I lack the strength to resist and the beast provides no surge of counterforce; it allows me—us—to collapse. It does little to defend us from a blow to our side that empties our lungs of wind, leaves us gasping and curled like a salted snail.
“Another possibility,” she goes on, “had to exist. A hidden section of protocols, set to activate after certain conditions were met. So secretive none of those who helped midwife the project could detect it, so buried as to be invisible to my mothers. The same protocols regulated your sleep. You never woke up because you didn’t want to; you were waiting for the fabricators to complete their work.”
“This isn’t a story,” the beast says softly, its voice like wind through picked bones. “Destroying the monster does not murder also its offspring. I’m not the cortex that feeds the flock its thoughts, the heart that gives it animation. With or without me, they will continue.”
“Nothing is a story.” And here her mouth bends, her jaw clicks, as though nursing an old hurt. That her mother wasn’t a story, gone unnarrated and without meaning. That she isn’t a story, for all that she’s trying to tell herself. “But when you die I’ll rake through your corpse, crack open your skull like a fruit. There, or in your spine, I’ll find a neural chip where your secrets reside. Decryption is its own dénouement, perhaps the definition.”
With my lips the beast grins, and there must be a glint to it—alien and revolting—that makes her take a step back. “You share my love of finales.”
“Is that why you did it?”
“To see a world fashioned to a single purpose. To see the ending when all else has been stripped. To be the last thinking creature alive. Yes.” It touches its flanks (mine) to check for damage, locate bruise or rib-crack. “Enmaten might have mentioned it, my dreams of emptiness, of a world made pure by absence.
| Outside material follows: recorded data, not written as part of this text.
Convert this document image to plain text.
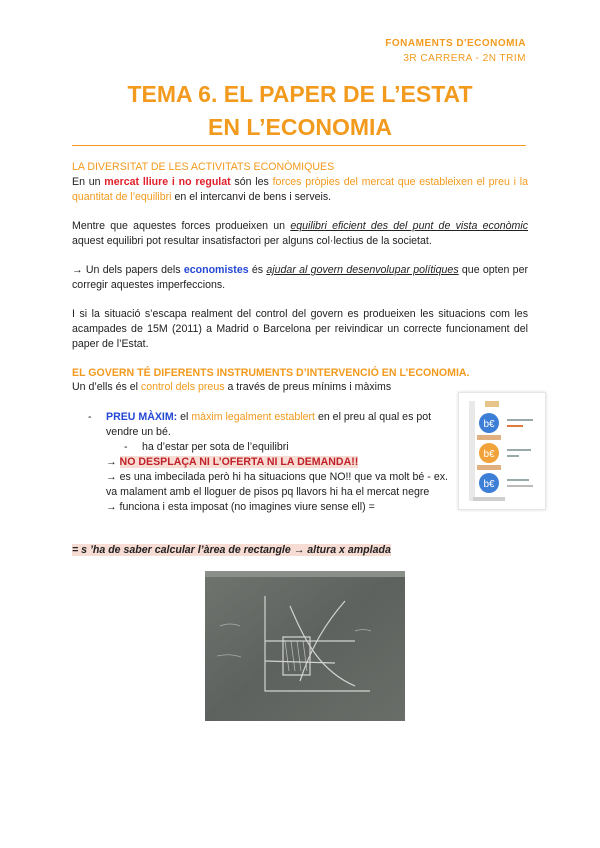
FONAMENTS D'ECONOMIA
3R CARRERA - 2N TRIM
TEMA 6. EL PAPER DE L’ESTAT
EN L’ECONOMIA
LA DIVERSITAT DE LES ACTIVITATS ECONÒMIQUES
En un mercat lliure i no regulat són les forces pròpies del mercat que estableixen el preu i la quantitat de l’equilibri en el intercanvi de bens i serveis.
Mentre que aquestes forces produeixen un equilibri eficient des del punt de vista econòmic aquest equilibri pot resultar insatisfactori per alguns col·lectius de la societat.
→ Un dels papers dels economistes és ajudar al govern desenvolupar polítiques que opten per corregir aquestes imperfeccions.
I si la situació s’escapa realment del control del govern es produeixen les situacions com les acampades de 15M (2011) a Madrid o Barcelona per reivindicar un correcte funcionament del paper de l’Estat.
EL GOVERN TÉ DIFERENTS INSTRUMENTS D’INTERVENCIÓ EN L’ECONOMIA.
Un d’ells és el control dels preus a través de preus mínims i màxims
- PREU MÀXIM: el màxim legalment establert en el preu al qual es pot vendre un bé.
- ha d’estar per sota de l’equilibri
→ NO DESPLAÇA NI L’OFERTA NI LA DEMANDA!!
→ es una imbecilada però hi ha situacions que NO!! que va molt bé - ex. va malament amb el lloguer de pisos pq llavors hi ha el mercat negre
→ funciona i esta imposat (no imagines viure sense ell) =
b€
b€
b€
= s ’ha de saber calcular l’àrea de rectangle → altura x amplada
She didn’t see the appeal, but truly I did love her.”
Were she her function alone she would already have pulled the trigger. Instead that driving curiosity slows and blunts her, makes her bitterly ask, “You couldn’t have waited longer? Sleep enough and you would have woken up to a planet denuded and vacated. Heat death would have come. Or humanity would have extinguished itself, you were already convinced it’s written into us.”
“I am. But I was never patient.” Pulled into reluctant unity we both gaze overhead, to the praying women, to the praying Enmaten we left behind who tried to kiss us awake. Enmaten, whom the flock has preserved in image. “Not then. Not now.”
A lynx leaps; a gun fires. A story ends.
§
The prairie is motionless, furs and pelts flattened as those of animals lying in wait. For prey, or else for hunters to pass.
From the prison’s gate a lone woman emerges, accompanied by a pearlescent lynx. Both move with the certainty of belonging, predators paired, dressed in muscle and warm with the sweet hunger of monsters.
Blood stains the lynx’s jaw. She bends to wipe at it until her hands are as slick as its mouth. With crimson fingers she traces characters, spelling out a name. “Enmaten,” she says, putting her thumb to the lynx’s ear, a full stop to the uneven calligraphy. “It’s an inherited name, wealthy with two generations. Someone should carry it on. You will do. Shall I teach you to speak, one day?”
It tosses its head, indifferent and incurious, serene in its animal completeness. Nabaat draws to her feet, casting out the net of her mind. The flocks ignite the fabric of her thought, embroidering it like the light of distant suns, the light of ships that left seeking other stars.
The prairie parts. The architect steps through, in search of the best spot from which to watch the world end.